S102: and preprocessing the history structured query language to obtain first preprocessed data.

After the history structured query language is obtained, the language query model may be constructed to preprocess the history structured query language to obtain first preprocessed data.

In some possible implementations, the preprocessing the historic structured query language to obtain first preprocessed data includes A1-A6:

a1: and removing the data value and the column name information in the history structured query language to obtain a first data template.

In order to realize preprocessing of the historical structured query language to obtain first preprocessed data, the language query model building system firstly needs to remove data values and column name information in the historical structured query language to obtain a first data template, and converts the historical structured query language into a universal form (namely, removes the data values and the column name information in the historical structured query language), so that subsequent clustering and model training are facilitated.

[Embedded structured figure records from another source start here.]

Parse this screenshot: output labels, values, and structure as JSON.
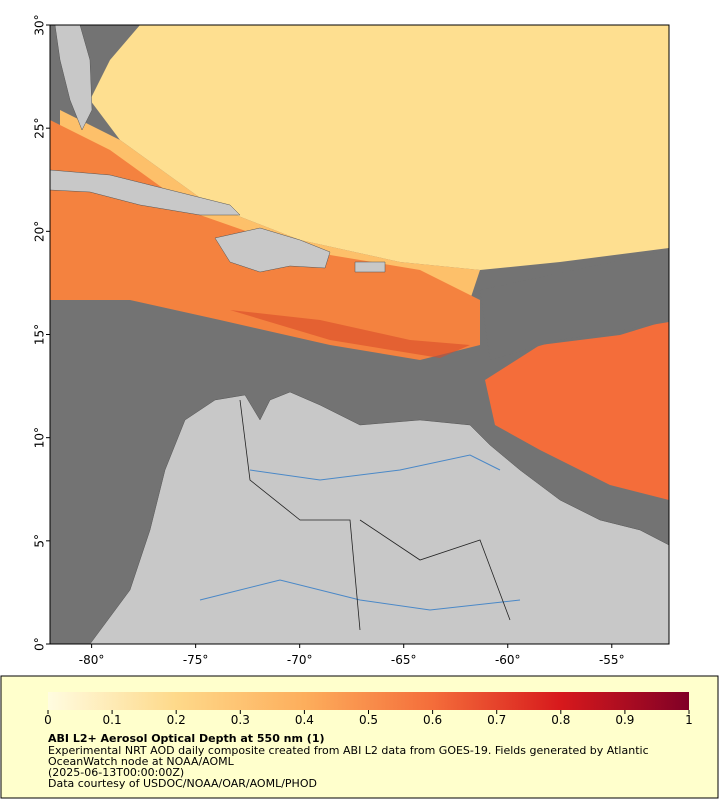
{
  "map": {
    "xlim": [
      -82,
      -52.25
    ],
    "ylim": [
      0,
      30
    ],
    "xticks": [
      {
        "value": -80,
        "label": "-80°"
      },
      {
        "value": -75,
        "label": "-75°"
      },
      {
        "value": -70,
        "label": "-70°"
      },
      {
        "value": -65,
        "label": "-65°"
      },
      {
        "value": -60,
        "label": "-60°"
      },
      {
        "value": -55,
        "label": "-55°"
      }
    ],
    "yticks": [
      {
        "value": 0,
        "label": "0°"
      },
      {
        "value": 5,
        "label": "5°"
      },
      {
        "value": 10,
        "label": "10°"
      },
      {
        "value": 15,
        "label": "15°"
      },
      {
        "value": 20,
        "label": "20°"
      },
      {
        "value": 25,
        "label": "25°"
      },
      {
        "value": 30,
        "label": "30°"
      }
    ]
  },
  "colorbar": {
    "lim": [
      0,
      1
    ],
    "ticks": [
      0,
      0.1,
      0.2,
      0.3,
      0.4,
      0.5,
      0.6,
      0.7,
      0.8,
      0.9,
      1
    ],
    "colors": [
      "#fffce0",
      "#fed98a",
      "#fdae5c",
      "#f46d3a",
      "#d7191c",
      "#800026"
    ]
  },
  "caption": {
    "title": "ABI L2+ Aerosol Optical Depth at 550 nm (1)",
    "lines": [
      "Experimental NRT AOD daily composite created from ABI L2 data from GOES-19. Fields generated by Atlantic",
      "OceanWatch node at NOAA/AOML",
      "(2025-06-13T00:00:00Z)",
      "Data courtesy of USDOC/NOAA/OAR/AOML/PHOD"
    ]
  }
}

In some possible implementations, the Data value (Data Values): the data value refers to specific data stored in the database table. They may be text, numbers, dates, boolean values, etc. of different types of data. In SQL statements, data values are used to perform operations such as insert, update, and filter.

For example, in an INSERT INTO statement, the VALUES clause specifies the specific data value to be inserted.

For example, in an insert statement, we use the VALUES key to specify the particular value to be inserted. These values may be text, numbers, dates, etc. of different types of data. For example, INSERT INTO table names (column 1, column2, column 3) VALUES (value 1, value 2, value 3).

Column name information (Column Names): column name information refers to the names of columns in the database table. Each table consists of a set of columns, each column having a unique name. Column names are used to identify a particular column for query, update, or delete operations. In the SELECT statement, a column name is used to specify a particular column to be retrieved. For example, SELECT column1, column2 FROM table_name.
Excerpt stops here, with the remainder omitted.